Ludmila learned about the gulags in America when she went to live with her husband. Books or diaries that showed reality were banned in Russia. In Russia it was a state secret, nobody knew why people disappeared at the time. The first time she heard about the social needs of these concentration camps and the atrocities that were taking place was from her husband. He read about the gulags when he found books in America. She explained to me that bookstores in Russia only sold communist party books.
I asked her, just for the record, what happened in the gulags. She told me that they began to function as soon as Stalin took power. In the middle of the night they would arrest and torture you. They were mostly political prisoners or people with different points of view. “They needed them to suppress those who thought differently or disagreed,” she told me. Many were executed. When she was born, the concentration camps were no longer operating, but her family suffered greatly.
She taught me a Russian joke: Two prisoners are detained and one says to the other, “What did you do?” He replies: “Nothing.” And the other answers “It can’t be, for doing nothing they give you a penalty of 20 years, they gave you the death penalty.” There’s nothing funny about that.

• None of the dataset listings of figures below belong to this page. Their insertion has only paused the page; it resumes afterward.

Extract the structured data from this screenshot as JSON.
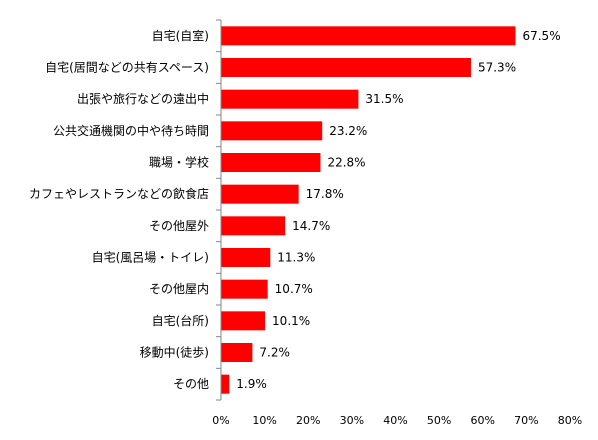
{
  "chart_data": {
    "type": "bar",
    "orientation": "horizontal",
    "categories": [
      "自宅(自室)",
      "自宅(居間などの共有スペース)",
      "出張や旅行などの遠出中",
      "公共交通機関の中や待ち時間",
      "職場・学校",
      "カフェやレストランなどの飲食店",
      "その他屋外",
      "自宅(風呂場・トイレ)",
      "その他屋内",
      "自宅(台所)",
      "移動中(徒歩)",
      "その他"
    ],
    "values": [
      67.5,
      57.3,
      31.5,
      23.2,
      22.8,
      17.8,
      14.7,
      11.3,
      10.7,
      10.1,
      7.2,
      1.9
    ],
    "value_labels": [
      "67.5%",
      "57.3%",
      "31.5%",
      "23.2%",
      "22.8%",
      "17.8%",
      "14.7%",
      "11.3%",
      "10.7%",
      "10.1%",
      "7.2%",
      "1.9%"
    ],
    "xlim": [
      0,
      80
    ],
    "x_ticks": [
      0,
      10,
      20,
      30,
      40,
      50,
      60,
      70,
      80
    ],
    "x_tick_labels": [
      "0%",
      "10%",
      "20%",
      "30%",
      "40%",
      "50%",
      "60%",
      "70%",
      "80%"
    ],
    "bar_color": "#ff0000",
    "grid": false,
    "legend": "none"
  }
}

With regard to education, it was totally taken over by the government, full of propaganda and politicized. The books they studied with were from the communist party. It was a very authoritarian government and the regime of conduct was very strict. You had to follow the guidelines that the party gave to each subject
To close the interview, I asked her what the worst thing about communism is, she replied: “The worst thing about communism was not eating bread and butter, with that you can survive. The worst thing was living my childhood and adolescence with fear, I had to pretend that I lived well to live in peace ”. Then I asked her what she would say to a 20-year-old who proclaims communism. She paused for five seconds, and tears welled up in her eyes. “I don’t wish it on my enemy. There is no good communism ”. Then she continued: “You can idealize it, but when you have to live it …”. There was a cold silence in the room, then Ludmila repeated: “I do not wish it even on my enemy.”
For Ludmila, her childhood and adolescence under communism remains an open wound. And talking to her about this made her bleed. Ludmila closed with a broken voice and almost in tears: “Communism is the violation of the human mind.”